Lakon di Balik Kelir #4

Kelir1 dalam pagelaran wayang, laksana batas antara realitas dan bualan dalam lakon hidupku. Penonton hanya melihat burik hitamnya saja, tak serta merta mengerti jiwa asli yang dipandang bagaimana mestinya.

Déjà vu.

Aku tergeming sejenak.

Momen ini ...

Seketika, pintalan benang kusut dalam long-term memory yang aku korek tadi, kini seolah terurai dengan lurusnya.

Bandara // Sanggahan kepalaku di bibir kaca mobil // Jumpa pertamaku dengan Daddy // Gema itu // Bangunan dengan genting separuh bola mengerucutnya // Pelataran surau // Lelaki dengan kain yang terkalung di lehernya // Who he really is?

Biji mataku terbelalak, dan kini tertaut erat pada tatapnya.

"Ou-jei-i!" Tiga patah kata itu kemudian aku hantarkan padanya sebagai pengetesan.

"Hmmm?" sergahnya tak paham.

"O-JI!!!" lafalku mengucap kata seharusnya.

"Kau tahu namaku?"

Tak salah lagi, dialah orangnya. Bongkah napas yang tertahan, kemudian berhembus kuat dibarengi regang otot yang kembali mengendur.

"Kau ingat aku sekarang?" sambung tanyanya.

Aku mengangguk pelan.

"Lalu nama kau?" Dilihatnya sebuah badge bet yang tersemat di dada kanan ini.

"Karaissa Ma—" omongnya terpotong.

"... ria," lanjutnya kemudian, tampak berat bercakap.

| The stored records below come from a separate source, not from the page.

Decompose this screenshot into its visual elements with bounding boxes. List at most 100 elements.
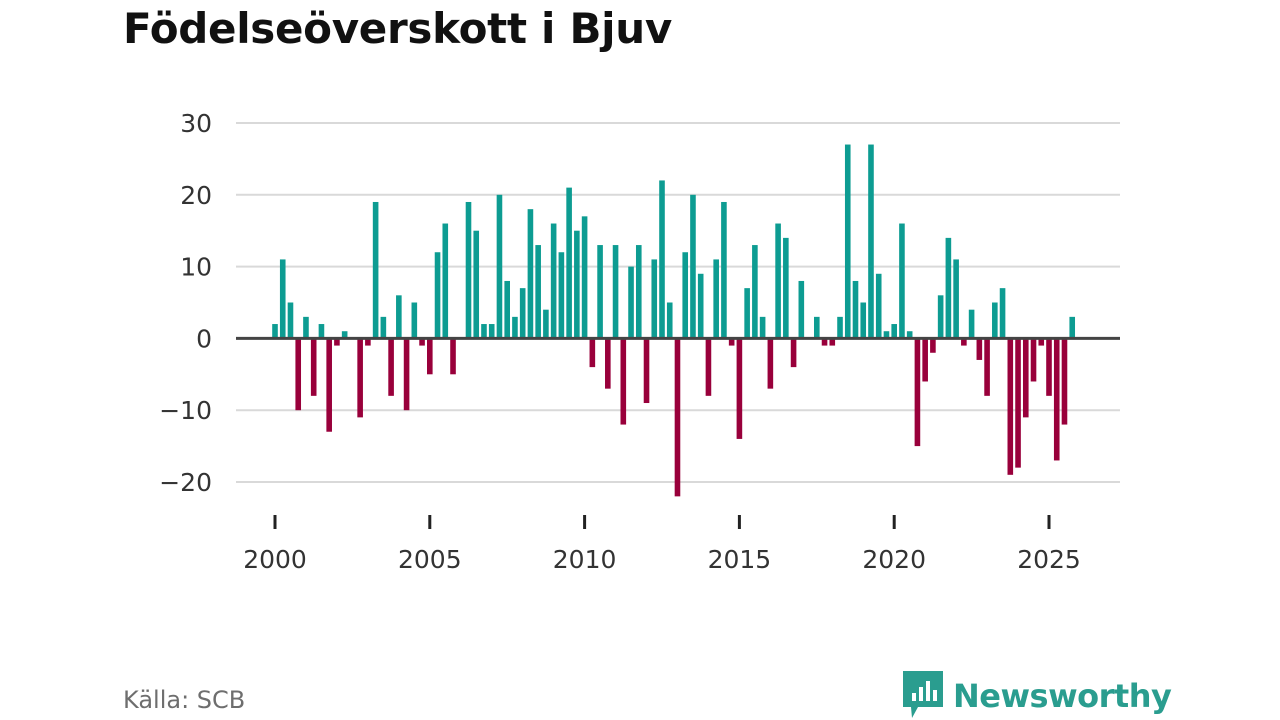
bar-negative: [984, 338, 990, 396]
bar-negative: [1015, 338, 1021, 468]
bar-positive: [442, 223, 449, 339]
y-axis-labels: 30 20 10 0 −10 −20: [159, 109, 212, 497]
bar-positive: [581, 216, 588, 339]
bar-negative: [620, 338, 627, 425]
bar-negative: [589, 338, 596, 368]
bar-positive: [380, 316, 387, 339]
x-tick-label: 2005: [398, 545, 462, 574]
bar-positive: [759, 316, 766, 339]
bar-negative: [914, 338, 921, 447]
bar-positive: [535, 245, 541, 339]
bar-positive: [752, 245, 758, 339]
bar-negative: [403, 338, 410, 411]
bar-negative: [388, 338, 394, 396]
bar-negative: [961, 338, 967, 346]
bar-positive: [868, 144, 874, 339]
bar-negative: [310, 338, 317, 396]
bar-negative: [605, 338, 611, 389]
bar-positive: [883, 331, 890, 339]
bar-positive: [566, 187, 572, 339]
bar-positive: [814, 316, 820, 339]
bar-negative: [643, 338, 650, 404]
x-tick-label: 2025: [1017, 545, 1081, 574]
bar-negative: [829, 338, 836, 346]
bar-negative: [427, 338, 433, 375]
bar-negative: [728, 338, 735, 346]
bar-positive: [906, 331, 913, 339]
bar-positive: [372, 201, 379, 339]
bar-positive: [318, 324, 325, 339]
bar-positive: [682, 252, 689, 339]
bar-negative: [1038, 338, 1045, 346]
bar-negative: [976, 338, 983, 360]
bar-positive: [279, 259, 286, 339]
bar-positive: [411, 302, 418, 339]
y-tick-label: 0: [196, 324, 212, 353]
x-axis: 2000 2005 2010 2015 2020 2025: [243, 515, 1081, 574]
bar-positive: [651, 259, 658, 339]
y-tick-label: 20: [180, 181, 212, 210]
bar-negative: [821, 338, 828, 346]
bar-positive: [844, 144, 851, 339]
bar-positive: [945, 237, 952, 339]
bar-positive: [953, 259, 959, 339]
bar-negative: [1046, 338, 1052, 396]
bar-positive: [527, 209, 534, 339]
bar-positive: [612, 245, 619, 339]
bar-negative: [326, 338, 332, 432]
bar-positive: [512, 316, 518, 339]
bar-positive: [798, 280, 805, 339]
bar-negative: [1007, 338, 1014, 475]
bar-positive: [744, 288, 750, 339]
bar-positive: [597, 245, 603, 339]
newsworthy-brand: Newsworthy: [903, 671, 1172, 720]
bar-negative: [1053, 338, 1060, 461]
bar-negative: [1030, 338, 1037, 382]
x-tick-label: 2010: [553, 545, 617, 574]
bar-positive: [899, 223, 905, 339]
source-note: Källa: SCB: [123, 686, 246, 714]
bar-positive: [504, 280, 510, 339]
bar-positive: [481, 324, 487, 339]
bar-positive: [465, 201, 472, 339]
bar-positive: [303, 316, 309, 339]
bar-positive: [666, 302, 673, 339]
bar-negative: [930, 338, 936, 353]
y-tick-label: 30: [180, 109, 212, 138]
bar-positive: [837, 316, 843, 339]
y-tick-label: −10: [159, 396, 212, 425]
newsworthy-logo-icon: [903, 671, 943, 718]
bar-positive: [558, 252, 565, 339]
bars: [272, 144, 1076, 497]
bar-positive: [697, 273, 704, 339]
y-tick-label: 10: [180, 253, 212, 282]
bar-positive: [341, 331, 348, 339]
bar-negative: [334, 338, 340, 346]
bar-positive: [272, 324, 278, 339]
bar-negative: [419, 338, 425, 346]
bar-positive: [860, 302, 867, 339]
bar-positive: [992, 302, 998, 339]
bar-positive: [968, 309, 975, 339]
x-tick-label: 2000: [243, 545, 307, 574]
bar-positive: [488, 324, 495, 339]
bar-positive: [635, 245, 642, 339]
y-tick-label: −20: [159, 468, 212, 497]
bar-positive: [852, 280, 859, 339]
bar-positive: [937, 295, 944, 339]
bar-negative: [1061, 338, 1068, 425]
bar-positive: [434, 252, 441, 339]
bar-positive: [999, 288, 1006, 339]
bar-negative: [736, 338, 743, 439]
bar-positive: [875, 273, 882, 339]
bar-positive: [473, 230, 480, 339]
bar-positive: [287, 302, 294, 339]
bar-positive: [775, 223, 781, 339]
bar-negative: [767, 338, 774, 389]
bar-negative: [705, 338, 712, 396]
bar-positive: [721, 201, 727, 339]
bar-negative: [1022, 338, 1029, 418]
bar-positive: [783, 237, 789, 339]
brand-name: Newsworthy: [953, 677, 1172, 715]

Aneh. Kenapa ucapnya terpatah, padahal namaku tersemat tanpa kata yang tersingkat.

"Winston," pungkas lelaki itu merapal sempurna ketiga kata yang tersemat dalam badge bet ini.

"Maria? Kau, Kristen?"

Dwaaaaaar ...

Tanpa memberi celah untuk bersiap, sebuah guntur seolah menyambar ubun-ubunku dengan kilatnya. Sungguh. Aku tak begitu suka jika seseorang sudah berbincang menyerempet soal agama. 

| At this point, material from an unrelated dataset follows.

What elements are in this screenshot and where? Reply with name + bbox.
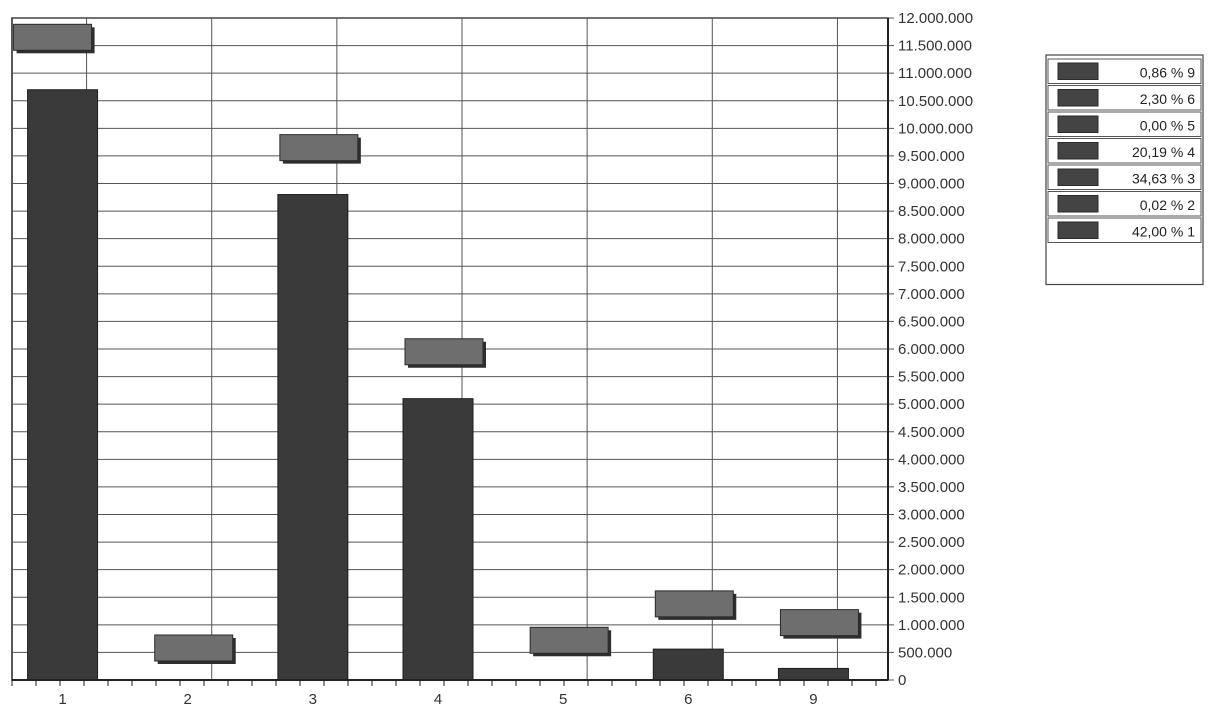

Aku hempaskan apa yang tertudung di kepala ini, mengarah pada tubuhnya. Lekas pergi meninggalkan dia —memasuki gerbang sekolah— dengan maksud menghindari pertanyaan yang ia rapal tadi.

"Kupikir ... kau dulu seorang muslim," pekik lelaki itu melengking penuh energik, membuat aku menjadi pusat perhatian jejeran siswa berjas hitam di gerbang masuk sekolah. Segera, aku sumputkan wajah ini dengan lekuk sikutku, seraya berjalan amat memburu. Bak puting beliung, kusibak lalu lalang siswa lain yang merintangi langkah ini.

{}{}{}

Pukul 16.00 WIB.

Bunyi bel menggema seantero gedung sekolah. Menandakan waktu belajar telah selesai di hari itu.